June 23, 2025 —  Shanghai – Abbisko Therapeutics Co., Ltd. (“Abbisko Therapeutics”, Stock Code: 02256.HK) today announced that it has completed first patient enrollment of an observational study for the treatment of children with Achondroplasia (“ACH”). This study will collect baseline data of patients for ABSK061, a highly selective small molecule inhibitor of FGFR2/3. In March, the Center for Drug Evaluation (CDE) of the China National Medical Products Administration (NMPA) cleared the IND application for ABSK061.

The clinical study of ACH is “A Multicenter, Longitudinal, Observational Study in Children with ACH”.

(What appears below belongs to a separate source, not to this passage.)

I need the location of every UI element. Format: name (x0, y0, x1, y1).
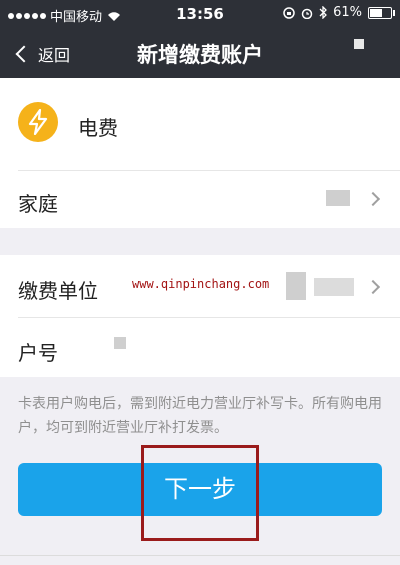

Achondroplasia (ACH) is a rare disorder that leads to disproportionate short stature and is the most common form of dwarfism in humans. It is mainly caused by FGFR3 mutations. According to literature, ACH has an estimated incidence rate of approximately 4.6/100,000 live births, affecting over 250,000 to 385,000 individuals worldwide[1][2]. Patients with ACH are frequently noted to have shorter life expectancy compared to that of the general population[3], in addition to negative impacts on quality of life. Currently, there are no specific medications or methods for the etiological treatment of ACH in China.

About ABSK061

ABSK061 is a novel, orally bioavailable, highly potent and selective small molecule inhibitor of FGFR2 and FGFR3 independently discovered and wholly-owned by Abbisko Therapeutics. It is the first FGFR2/3 inhibitor to enter clinical trials globally. First-generation pan-FGFR inhibitors demonstrated clinical efficacy in multiple tumors carrying FGFR2/3 variants and have steadily gained regulatory approval globally. However, the therapeutic window of pan-FGFRs and their clinical efficacy have been limited by side effects associated with FGFR1 inhibition. By reducing FGFR1 activity while maintaining potency against FGFR2 and FGFR3, ABSK061 is expected to achieve a wider therapeutic window with improved clinical efficacy as a new-generation of FGFR inhibitors.

References：

1. Stender M, et al. Comprehensive literature review on    the prevalence of comorbid conditions in patients with achondroplasia. Bone. 2022;162:116472.

2. Savarirayan R, et al. International consensus statement on the diagnosis, multidisciplinary management and lifelong care of individuals with achondroplasia[J]. Nat Rev Endocrinol, 2022, 18(3): 173‑189.

3. Wynn J, King TM, Gambello MJ, Waller DK, Hecht JT. Mortality in achondroplasia   study: a 42-year follow-up. Am J Med Genet A. 2007;143A(21):2502-2511.